マクロ撮影からスナップ、テーブルフォトまで楽しめるZマウント用標準レンズ『Nikon NIKKOR Z MC 50mm F2.8』をご紹介します。当レンズの一番の特徴は「マイクロレンズ」であること。他社がマクロレンズと称するところを、ニコンは「マイクロレンズ」という言葉を使っています。これは本来マクロレンズは顕微鏡のような拡大光学系レンズを指す用語なので、言葉の正確性にこだわったニコンは「マイクロレンズ」を使うことを選択したというものです。Zマウントのマイクロレンズはこれまで存在しなかったので、首を長くして待っていた方も多いはずです。50mmという長さは使いやすいですが、もし最短撮影距離が長かったら表現の幅が狭くなってしまいます。当レンズは最短撮影距離が16cmと短く、最大撮影倍率は1.0倍。それに加えて小型・軽量で携帯性にも優れるので、幅広く便利に使うことができるのです。もちろんニコンらしい高い解像力と美しいボケ味も持ち合わせています。そんな注目の当レンズで撮影してきましたのでぜひご覧ください。
年季の入った飛行機のコクピット。太陽光が反射して輝いていました。計器類は最新のものも勿論かっこいいですが、このノスタルジックな風貌にも惹かれるのです。
当レンズの用途について、ニコンは「マクロ撮影からスナップ、テーブルフォトまで」と表現しました。さっそく大人も注文可能なキッズプレートをオーダー。飛行機のクッキーがついているのがポイントです。子どもの好きなものばかりが詰まった夢のようなプレートを、わかりやすいよう俯瞰で撮影しました。
飛行機の格納庫の一角に、車やバイクのコレクションがありました。すべての横顔が見えるよう少しずつずらすという駐車方法にこだわりを感じます。窓から入った外光が床で反射している様が、写真から静寂を感じさせます。
歴史的建造物の前にカラフルなすべり台があるのがミスマッチだと感じていたのですが、子どもが通りかかったことでうまくバランスが取れた一枚になりました。
嵐の前といった風情の雲がどんよりとしています。嫌な風が吹いているのが写真からでも伝わってきます。花が咲いた丘と老夫婦がまるで嵐が来るのを待っているかのよう。
マクロ撮影ができるということで、ゴマ団子をアップで撮りました。『Nikon Z 6II』のDXフォーマットという機能を使うことで、35mm換算75mm相当で撮影することができます。最短撮影距離まで近づくと、小さなゴマも一粒一粒がよく見える大きさになりました。

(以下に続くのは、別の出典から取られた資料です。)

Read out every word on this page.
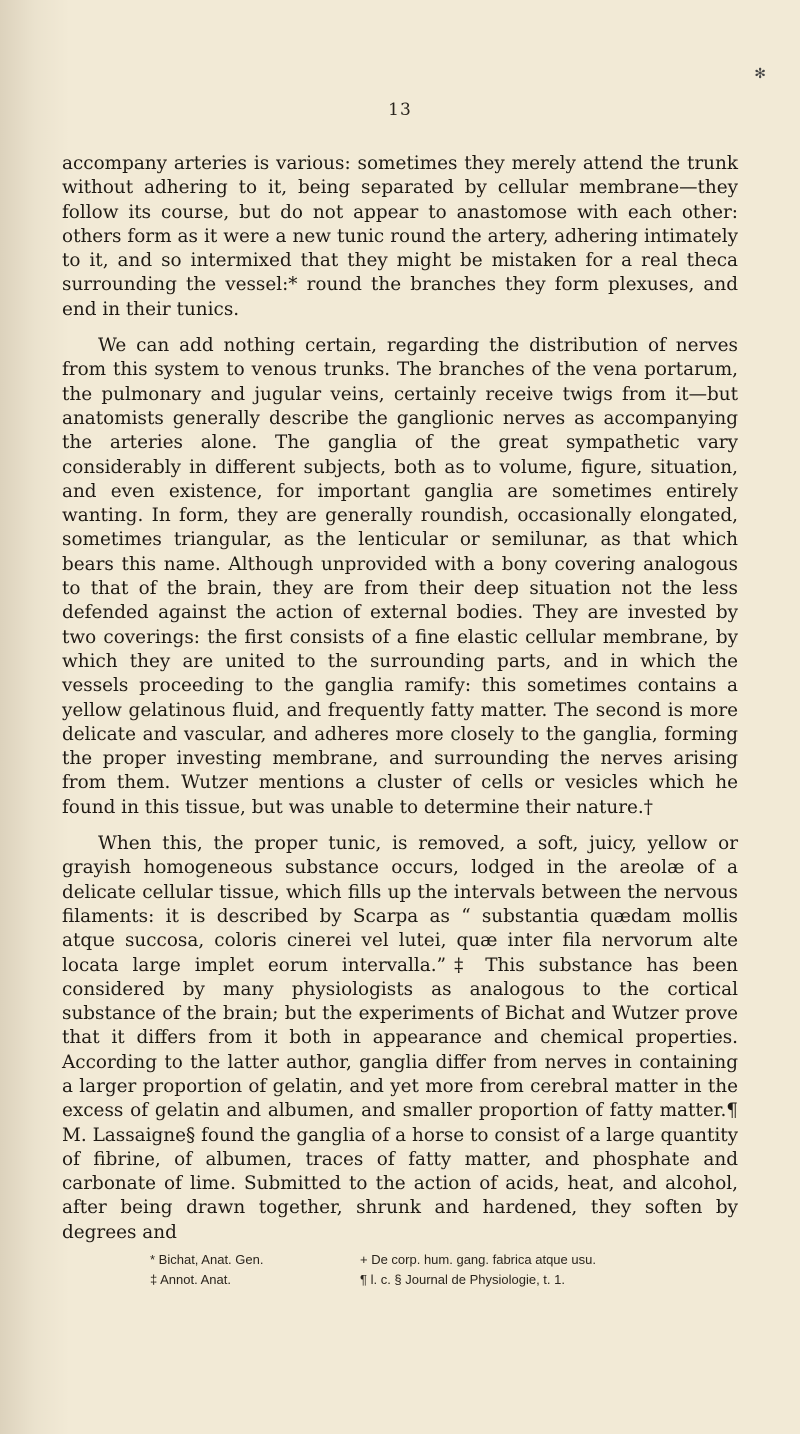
✻
13

accompany arteries is various: sometimes they merely attend the trunk without adhering to it, being separated by cellular membrane—they follow its course, but do not appear to anastomose with each other: others form as it were a new tunic round the artery, adhering intimately to it, and so intermixed that they might be mistaken for a real theca surrounding the vessel:* round the branches they form plexuses, and end in their tunics.

We can add nothing certain, regarding the distribution of nerves from this system to venous trunks. The branches of the vena portarum, the pulmonary and jugular veins, certainly receive twigs from it—but anatomists generally describe the ganglionic nerves as accompanying the arteries alone. The ganglia of the great sympathetic vary considerably in different subjects, both as to volume, figure, situation, and even existence, for important ganglia are sometimes entirely wanting. In form, they are generally roundish, occasionally elongated, sometimes triangular, as the lenticular or semilunar, as that which bears this name. Although unprovided with a bony covering analogous to that of the brain, they are from their deep situation not the less defended against the action of external bodies. They are invested by two coverings: the first consists of a fine elastic cellular membrane, by which they are united to the surrounding parts, and in which the vessels proceeding to the ganglia ramify: this sometimes contains a yellow gelatinous fluid, and frequently fatty matter. The second is more delicate and vascular, and adheres more closely to the ganglia, forming the proper investing membrane, and surrounding the nerves arising from them. Wutzer mentions a cluster of cells or vesicles which he found in this tissue, but was unable to determine their nature.†

When this, the proper tunic, is removed, a soft, juicy, yellow or grayish homogeneous substance occurs, lodged in the areolæ of a delicate cellular tissue, which fills up the intervals between the nervous filaments: it is described by Scarpa as “ substantia quædam mollis atque succosa, coloris cinerei vel lutei, quæ inter fila nervorum alte locata large implet eorum intervalla.”‡ This substance has been considered by many physiologists as analogous to the cortical substance of the brain; but the experiments of Bichat and Wutzer prove that it differs from it both in appearance and chemical properties. According to the latter author, ganglia differ from nerves in containing a larger proportion of gelatin, and yet more from cerebral matter in the excess of gelatin and albumen, and smaller proportion of fatty matter.¶ M. Lassaigne§ found the ganglia of a horse to consist of a large quantity of fibrine, of albumen, traces of fatty matter, and phosphate and carbonate of lime. Submitted to the action of acids, heat, and alcohol, after being drawn together, shrunk and hardened, they soften by degrees and

* Bichat, Anat. Gen.	+ De corp. hum. gang. fabrica atque usu.
‡ Annot. Anat.	¶ l. c. § Journal de Physiologie, t. 1.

街路樹がしなるほどの嵐が過ぎると、久しぶりの青い空を見ることができました。わずかにフレームインさせたグリーンが爽やかな空気を引き立ててくれています。
石でできたベンチにその空と雲が反射していました。直接空を撮った方がクリアではありますが、あえてリフレクションを大きく写します。晴れた日ならではの一枚です。
街へ戻ると空が今度はビルに映っていました。太陽の強い光をなるべく残すべく、アンダーに補正して撮りました。影ができることで雲の質感がよく伝わってきます。
撮影を終えて帰宅しようかというところに、道路に書かれた文字が目に入りました。丁寧に1レーンずつ書かれているのが並んでいるのが、50mmの画角で切り取るとちょうどよく収まりました。
Zマウント用標準マイクロレンズ、遂に登場。
どんなレンズにおいてもまず最短撮影距離をチェックする筆者にとって、当レンズはとても使い心地がよかったです。よく見たいと思ったときに顔を近づけるのは人間の本能ですから、それが当たり前にできないと不便だと感じるからです。ショートフランジバックのおかげで高い解像性能をもち、その描写は抜けがよくクリアー。また徐々に溶けていくようなボケ味も美しかったです。みなさまが楽しみにしているのも納得の一本です。ぜひお手にとっていただきたいです。